Как ни велико было мое удивление, я, естественно, нашел слова, чтобы ответить ему следующее:
— Сэр, я полагаю, что еще не родился тот человек, который не согласится принять двадцать фунтов — конечно, при условии, что количество воды в его мозгу не превышает нормы. Но… впрочем, я чрезвычайно обязан вам, сэр (он уже успел вытащить из кошелька и сунуть мне в руку два банкнота), но мне хотелось бы знать, сэр, если только вы не сочтете меня навязчивым, каким образом мне удалось заслужить такую щедрость?
— Так знайте же, мой Кристофер, — говорит он, — что я с детских лет упорно, но тщетно старался напечатать свои произведения. Знайте, Кристофер, что все ныне здравствующие книгоиздатели — и несколько теперь уже покойных — отказывались меня печатать. Знайте, Кристофер, что я исписал горы бумаги, но все оставалось ненапечатанным. Впрочем, я прочту все это вам, мой друг и брат! Вы иногда пользуетесь днем отдыха?
Я понял, что мне грозит страшная опасность, но у меня хватило духа ответить: «Никогда!» И чтобы не осталось никаких сомнений, я добавил:
— Никогда! От колыбели и до могилы.
— Ну, что делать! — сказал он, тотчас позабыв о своем намерении, и снова принялся разглядывать корректуры с тихим смехом.
— Однако же меня все-таки напечатали! Первый порыв честолюбия, рожденный на бедном ложе моего отца, наконец-то удовлетворен! — продолжал он. — Золотой смычок, движимый рукою волшебника, издал полный и совершенный звук! Когда же это случилось, мой Кристофер!
— Что случилось, сэр?
— Вот это! — Он любовался корректурами, держа их в вытянутой руке. — Когда это на-пе-ча-тали?
Тут я подробно рассказал ему обо всем, а он снова схватил меня за руку и проговорил:
— Дорогой Кристофер, вам, наверное, будет приятно услышать, что вы — орудие в руках Судьбы. Так оно и есть.
Какие-то меланхолические мысли пронеслись у меня в голове, и я покачал ею и сказал:
— Быть может, все мы орудия судьбы.
— Я не это имел в виду, — отозвался он, — я не делаю столь широких обобщений. Я ограничиваю себя одним этим случаем. Выслушайте меня внимательно, мой Кристофер! Отчаявшись избавиться своими силами от рукописей, лежащих в моем багаже (все они, куда бы я их ни посылал, неизменно возвращались мне), я лет семь назад оставил здесь свой багаж, лелея последнюю отчаянную надежду, что либо эти слишком, слишком правдивые рукописи никогда ко мне не вернутся, либо кто-нибудь другой, не такой неудачник, как я, подарит их миру. Вы слушаете меня, Кристофер?
— Очень внимательно, сэр!
Я слушал его столь внимательно, что все понял: голова у него слабая, а смесь из апельсинной настойки, кипящего коньяка и старого хереса уже начала сказываться (старый херес всегда ударяет в голову и лучше всего подходит для тех, кто привычен к вину).
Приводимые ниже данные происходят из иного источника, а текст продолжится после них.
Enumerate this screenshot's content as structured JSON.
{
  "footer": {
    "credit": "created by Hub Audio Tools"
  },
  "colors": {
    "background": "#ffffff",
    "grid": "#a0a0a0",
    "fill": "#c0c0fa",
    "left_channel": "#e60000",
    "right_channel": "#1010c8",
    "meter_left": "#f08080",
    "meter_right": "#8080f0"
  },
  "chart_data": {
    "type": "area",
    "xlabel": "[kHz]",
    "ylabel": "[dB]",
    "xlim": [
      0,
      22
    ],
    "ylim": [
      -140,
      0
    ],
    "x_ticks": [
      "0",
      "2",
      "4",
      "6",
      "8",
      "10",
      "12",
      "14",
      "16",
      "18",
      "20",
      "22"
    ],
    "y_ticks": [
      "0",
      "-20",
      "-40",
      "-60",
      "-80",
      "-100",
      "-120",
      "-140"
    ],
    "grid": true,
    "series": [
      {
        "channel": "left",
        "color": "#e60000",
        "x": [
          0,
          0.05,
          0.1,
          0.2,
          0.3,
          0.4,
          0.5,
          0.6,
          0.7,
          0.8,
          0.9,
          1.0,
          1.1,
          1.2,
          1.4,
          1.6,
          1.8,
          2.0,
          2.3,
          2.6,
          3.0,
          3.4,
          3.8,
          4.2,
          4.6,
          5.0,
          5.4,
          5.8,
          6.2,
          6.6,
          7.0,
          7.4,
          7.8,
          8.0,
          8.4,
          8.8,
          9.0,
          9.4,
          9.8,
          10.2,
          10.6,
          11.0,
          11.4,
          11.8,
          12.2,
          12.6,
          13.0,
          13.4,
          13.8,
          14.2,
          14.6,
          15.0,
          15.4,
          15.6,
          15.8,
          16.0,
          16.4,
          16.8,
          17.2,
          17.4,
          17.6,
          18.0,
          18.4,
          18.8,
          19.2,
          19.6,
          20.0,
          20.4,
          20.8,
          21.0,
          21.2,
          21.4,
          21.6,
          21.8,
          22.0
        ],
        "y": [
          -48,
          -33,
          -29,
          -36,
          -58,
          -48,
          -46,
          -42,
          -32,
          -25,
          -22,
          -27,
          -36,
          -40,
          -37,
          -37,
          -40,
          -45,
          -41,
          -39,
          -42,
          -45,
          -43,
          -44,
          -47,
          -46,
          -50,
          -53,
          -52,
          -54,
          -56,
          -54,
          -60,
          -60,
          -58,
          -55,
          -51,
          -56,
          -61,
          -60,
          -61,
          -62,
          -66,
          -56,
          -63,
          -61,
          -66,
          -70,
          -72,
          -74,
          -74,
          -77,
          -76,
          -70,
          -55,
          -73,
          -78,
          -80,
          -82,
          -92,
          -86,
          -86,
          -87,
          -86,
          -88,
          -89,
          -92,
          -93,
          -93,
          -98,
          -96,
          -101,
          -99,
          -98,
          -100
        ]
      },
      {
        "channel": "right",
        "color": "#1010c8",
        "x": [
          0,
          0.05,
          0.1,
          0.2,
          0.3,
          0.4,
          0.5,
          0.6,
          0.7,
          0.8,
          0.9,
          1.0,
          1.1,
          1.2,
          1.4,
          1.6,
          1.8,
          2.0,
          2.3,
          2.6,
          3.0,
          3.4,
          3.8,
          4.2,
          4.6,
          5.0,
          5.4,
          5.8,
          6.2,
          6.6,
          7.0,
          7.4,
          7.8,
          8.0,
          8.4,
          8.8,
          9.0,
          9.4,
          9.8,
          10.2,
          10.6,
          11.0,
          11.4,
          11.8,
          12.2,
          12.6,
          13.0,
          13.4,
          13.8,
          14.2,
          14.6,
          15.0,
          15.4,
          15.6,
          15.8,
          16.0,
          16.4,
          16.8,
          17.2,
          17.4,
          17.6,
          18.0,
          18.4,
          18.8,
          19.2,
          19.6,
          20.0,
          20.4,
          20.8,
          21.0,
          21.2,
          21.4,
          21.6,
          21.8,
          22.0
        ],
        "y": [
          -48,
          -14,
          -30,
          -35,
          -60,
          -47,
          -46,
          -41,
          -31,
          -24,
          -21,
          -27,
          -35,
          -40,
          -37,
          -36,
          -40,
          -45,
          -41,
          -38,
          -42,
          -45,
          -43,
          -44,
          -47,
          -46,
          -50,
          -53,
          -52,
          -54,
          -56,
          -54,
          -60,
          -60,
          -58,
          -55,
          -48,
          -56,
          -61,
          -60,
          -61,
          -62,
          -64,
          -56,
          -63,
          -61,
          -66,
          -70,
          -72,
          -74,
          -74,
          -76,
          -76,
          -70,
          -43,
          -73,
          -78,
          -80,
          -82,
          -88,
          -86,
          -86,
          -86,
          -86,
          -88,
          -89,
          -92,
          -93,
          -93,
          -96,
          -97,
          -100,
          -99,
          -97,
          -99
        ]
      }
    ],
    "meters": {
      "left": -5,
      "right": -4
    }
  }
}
— Шли годы, а сочинения эти покоились в пыли. В конце концов Судьба, выбрав свое орудие из всего рода человеческого, послала сюда вас, Кристофер, и вот шкатулка распалась на части, и великан вышел на волю!
Сказав это, он взъерошил себе волосы и стал на цыпочки.
— Однако, — взволнованно напомнил он сам себе, — нам придется засесть на всю ночь, мой Кристофер. Я должен править эти корректуры для печати. Налейте чернил во все чернильницы и принесите мне несколько новых перьев.
Он пачкал себя чернилами и пачкал корректуры всю ночь напролет и до того перепачкался, что в тот миг. когда Дневное Светило предупредило его своим восходом о том, что пора уезжать (в наемной карете), уже нельзя было разобраться, где корректуры, а где он сам, так густо все это было усеяно кляксами. Напоследок он попросил меня немедленно отнести корректуры с его правкой в редакцию этого журнала. Так я и сделал. По всей вероятности, его поправки не появятся в печати, ибо когда я переносил на бумагу заключительные фразы своей повести, из Вофорской типографии пришли сказать, что там не располагают никакими возможностями разобрать его правку. Тут некий причастный к редакции джентльмен (которого я не буду называть, но о котором достаточно сказать — стоя на широкой основе омываемого волнами острова, что смотрим ли мы на него, как…[11]) рассмеялся и бросил исправленные листы в огонь.